Dynamic CGE models Dynamic CGE models are closer in spirit to macro models (particularly if they also have ‘sticky’ prices and money). They take account of savings, investment and exchange rate overshooting effects. This sort of effect implies an Armington trade structure, or something similar. They usually have forward-looking expectations. In practice this is often treated as meaning perfect certainty, so the model is solved forwards to an end-point. The tricky bit is getting plausible ‘terminal conditions’. These models tend to be hard to solve, and are often very sensitive to choice of terminal conditions. Multi-country models are usually too large to solve as anything other than static models. Broadly speaking, people need to choose between a multi-country model of trade, with regional and sectoral effects modelled in detail, or a dynamic model with more macroeconomic adjustments but less regional and sectoral detail. HORSES FOR COURSES!

Other formulations: Dixit-Stiglitz A separate note on Dixit-Stiglitz models is available on the resources site. Dixit-Stiglitz models are much harder to program and solve, compared to Armington, but generally suggest that trade has much deeper effects on the whole economy. These models assume that all firms produce differentiated products, and that there are economies of scale at the firm level. Consumers have a ‘love of variety’. This is modelled by aggregating together all firms’ output with a CES aggregation, with an elasticity of substitution greater than unity.

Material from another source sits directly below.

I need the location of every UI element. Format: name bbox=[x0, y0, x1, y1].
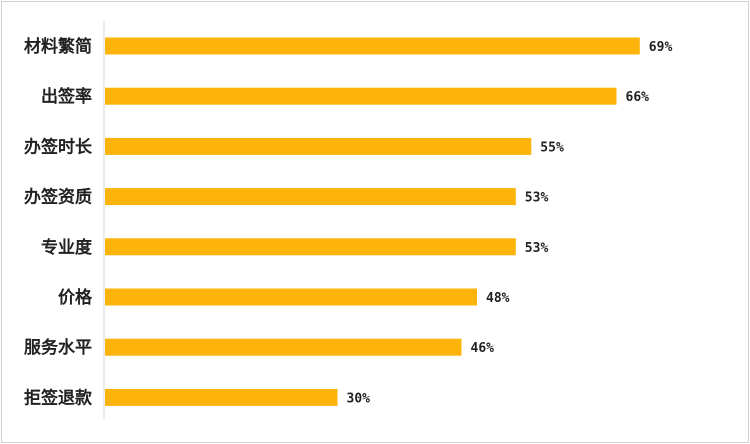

The CES aggregation of produce of an industry is therefore across all firms, not just across countries. In the short run, the number of firms in each country is fixed. In many ways, this model is similar to Armington, except that changing openness to trade may lead to changes in profit markups. In general, greater openness  more competition  lower profit markups (and less deadweight loss). This is more true the smaller and the less open the economy is to start with.

In the long-run the number of firms in an industry varies to ensure monopolistic profits just cover the fixed cost of entry. –In this case, opening up to trade produces a further gain, insofar as some firms close, leading to scale economies. –Individual countries may lose. –Where firms produce inputs, and there are ‘love of variety effects’ in intermediates, the model may well have multiple equilibria.

Heterogeneous Firms Models These are probably the latest development in GE models. They assume that not all firms are equally efficient. Critically, firms only find out how efficient they are after they have entered the industry and produced at a minimum economic scale for a fixed period of time. After that time, firms below a reservation level of efficiency close, while the more efficient remain open.

Trade shocks can produce batting-order effects, raising efficiency among the surviving firms in declining industries (see Edwards, International Review of Applied Economics, forthcoming April? 2006). Greater trade openness generally leads to rising efficiency for this reason. If there are costs to entering foreign markets, then only efficient firms will export. The opening up of export markets may provide a selection mechanism in favour of the most efficient firms (recent work by Ghironi and Melitz and by Bernard, Schott and Redding confirms this). THIS TYPE OF MODEL IS MUCH MORE COMPLICATED, BUT RICHER IN ITS EFFECTS ACROSS THE WHOLE ECONOMY. HETEROGENEOUS FIRM MODELS SHOULD NOT YET BE CONSIDERED ‘TRIED AND TESTED’.